A veritable who’s-who of white supremacist groups clashed with hundreds of counterprotesters during the “Unite the Right” rally in Charlottesville, Va., on Aug. 12, 2017. (Photo: Michael Nigro/Pacific Press/LightRocket via Getty Images)
A veritable who’s-who of white supremacist groups clashed with hundreds of counterprotesters during the “Unite the Right” rally in Charlottesville, Va., on Aug. 12, 2017. (Photo: Michael Nigro/Pacific Press/LightRocket via Getty Images)

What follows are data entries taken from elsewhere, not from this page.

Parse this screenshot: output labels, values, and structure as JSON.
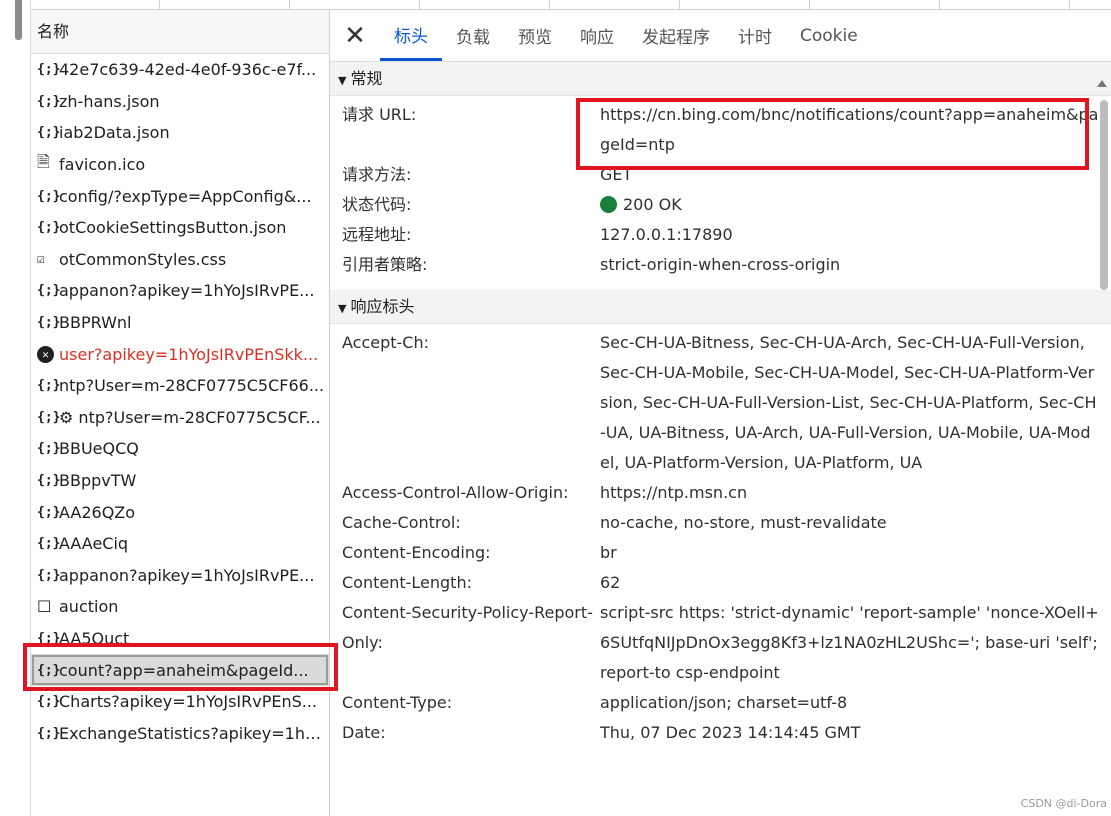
{
  "request_list": {
    "header": "名称",
    "rows": [
      {
        "icon": "{;}",
        "name": "42e7c639-42ed-4e0f-936c-e7f..."
      },
      {
        "icon": "{;}",
        "name": "zh-hans.json"
      },
      {
        "icon": "{;}",
        "name": "iab2Data.json"
      },
      {
        "icon": "🗎",
        "name": "favicon.ico"
      },
      {
        "icon": "{;}",
        "name": "config/?expType=AppConfig&..."
      },
      {
        "icon": "{;}",
        "name": "otCookieSettingsButton.json"
      },
      {
        "icon": "☑",
        "name": "otCommonStyles.css"
      },
      {
        "icon": "{;}",
        "name": "appanon?apikey=1hYoJsIRvPE..."
      },
      {
        "icon": "{;}",
        "name": "BBPRWnl"
      },
      {
        "icon": "✕",
        "name": "user?apikey=1hYoJsIRvPEnSkk..."
      },
      {
        "icon": "{;}",
        "name": "ntp?User=m-28CF0775C5CF66..."
      },
      {
        "icon": "{;}",
        "name": "⚙ ntp?User=m-28CF0775C5CF..."
      },
      {
        "icon": "{;}",
        "name": "BBUeQCQ"
      },
      {
        "icon": "{;}",
        "name": "BBppvTW"
      },
      {
        "icon": "{;}",
        "name": "AA26QZo"
      },
      {
        "icon": "{;}",
        "name": "AAAeCiq"
      },
      {
        "icon": "{;}",
        "name": "appanon?apikey=1hYoJsIRvPE..."
      },
      {
        "icon": "☐",
        "name": "auction"
      },
      {
        "icon": "{;}",
        "name": "AA5Quct"
      },
      {
        "icon": "{;}",
        "name": "count?app=anaheim&pageId..."
      },
      {
        "icon": "{;}",
        "name": "Charts?apikey=1hYoJsIRvPEnS..."
      },
      {
        "icon": "{;}",
        "name": "ExchangeStatistics?apikey=1hY..."
      }
    ]
  },
  "tabs": [
    "标头",
    "负载",
    "预览",
    "响应",
    "发起程序",
    "计时",
    "Cookie"
  ],
  "general": {
    "title": "常规",
    "url_label": "请求 URL:",
    "url_value": "https://cn.bing.com/bnc/notifications/count?app=anaheim&pageId=ntp",
    "method_label": "请求方法:",
    "method_value": "GET",
    "status_label": "状态代码:",
    "status_value": "200 OK",
    "remote_label": "远程地址:",
    "remote_value": "127.0.0.1:17890",
    "referrer_label": "引用者策略:",
    "referrer_value": "strict-origin-when-cross-origin"
  },
  "response_headers": {
    "title": "响应标头",
    "items": [
      {
        "key": "Accept-Ch:",
        "value": "Sec-CH-UA-Bitness, Sec-CH-UA-Arch, Sec-CH-UA-Full-Version, Sec-CH-UA-Mobile, Sec-CH-UA-Model, Sec-CH-UA-Platform-Version, Sec-CH-UA-Full-Version-List, Sec-CH-UA-Platform, Sec-CH-UA, UA-Bitness, UA-Arch, UA-Full-Version, UA-Mobile, UA-Model, UA-Platform-Version, UA-Platform, UA"
      },
      {
        "key": "Access-Control-Allow-Origin:",
        "value": "https://ntp.msn.cn"
      },
      {
        "key": "Cache-Control:",
        "value": "no-cache, no-store, must-revalidate"
      },
      {
        "key": "Content-Encoding:",
        "value": "br"
      },
      {
        "key": "Content-Length:",
        "value": "62"
      },
      {
        "key": "Content-Security-Policy-Report-Only:",
        "value": "script-src https: 'strict-dynamic' 'report-sample' 'nonce-XOell+6SUtfqNIJpDnOx3egg8Kf3+lz1NA0zHL2UShc='; base-uri 'self';report-to csp-endpoint"
      },
      {
        "key": "Content-Type:",
        "value": "application/json; charset=utf-8"
      },
      {
        "key": "Date:",
        "value": "Thu, 07 Dec 2023 14:14:45 GMT"
      }
    ]
  },
  "watermark": "CSDN @di-Dora",
  "colors": {
    "accent": "#0b57d0",
    "highlight": "#e3141f",
    "status_ok": "#188038",
    "error_text": "#d93025"
  }
}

And as the graft and corruption investigations proceed and the Netanyahu family’s legal woes appear more serious, Benjamin Netanyahu has embraced Trumpist political tactics. At a rally in August, Netanyahu evoked Trump when he decried the left-leaning media in Israel as “fake news.” And just as Trump has accused the media of fabricating the story of Russian intervention in order to explain away the Democratic defeat in 2016, Benjamin Netanyahu has also accused the media of attempting to achieve by other means what his rivals could not achieve at the ballot box: “They are doing everything to hurt me and my wife because they think that if they bring me or her down, they will bring us down, Likud [his political party].” The portrayal of Yair in the Israeli media at times echoes how some American commentators describe Jared Kushner: an overprivileged lightweight who’s in over his head, and who enjoys undeserved influence in decision making at the highest echelons of power in his country owing to his family connections.

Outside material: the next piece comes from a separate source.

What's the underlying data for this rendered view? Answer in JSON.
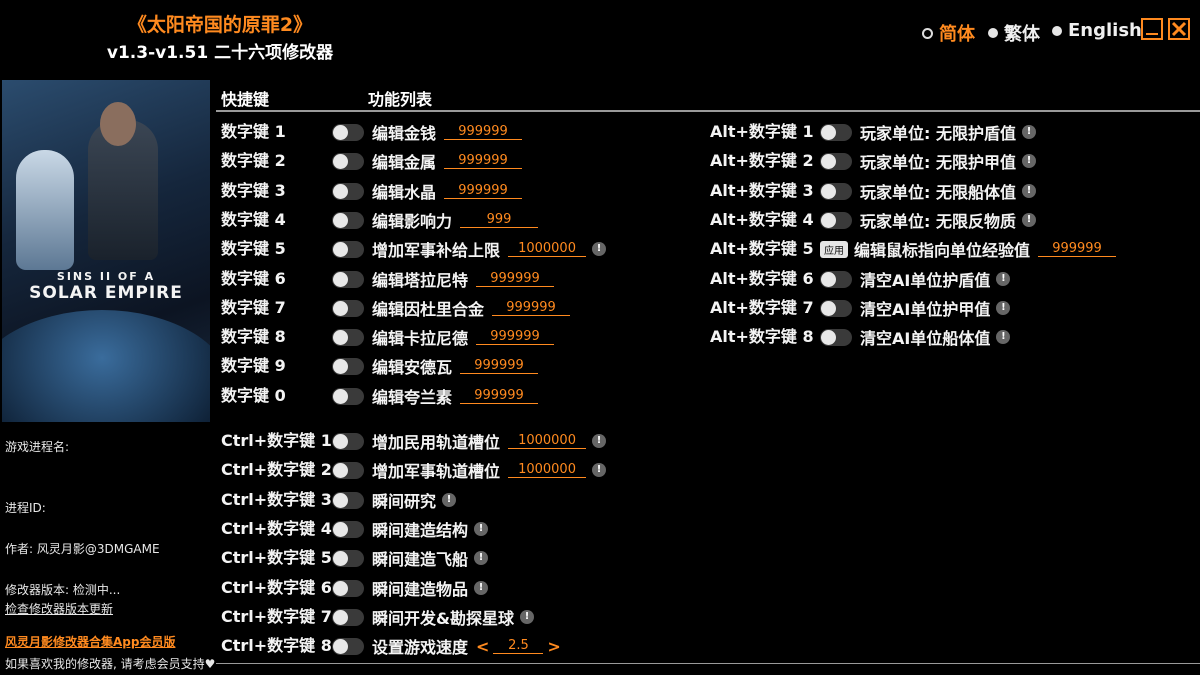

What impact will this crisis have on Benjamin Netanyahu’s political future? With the prime minister besieged on so many sides, it is unlikely that this event will be the one that precipitates his downfall. A source privy to the inner workings of the Likud told the Jerusalem Post: “The Left will have a problem with him no matter what he does. It doesn’t impact the Likud. Whoever liked [Benjamin] Netanyahu will still like him. And the pace of events is so dynamic that everyone will forget about [the Soros meme]. [Benjamin] Netanyahu will give his speech in the UN next week and everyone will forget it.”

Israeli Prime Minister Benjamin Netanyahu attends the weekly Cabinet meeting at his office in Jerusalem on Sept. 3, 2017. (Photo: Abir Sultan/AFP/Getty Images)
Israeli Prime Minister Benjamin Netanyahu attends the weekly Cabinet meeting at his office in Jerusalem on Sept. 3, 2017. (Photo: Abir Sultan/AFP/Getty Images)

Ben Manson is a freelance journalist based in Tel Aviv.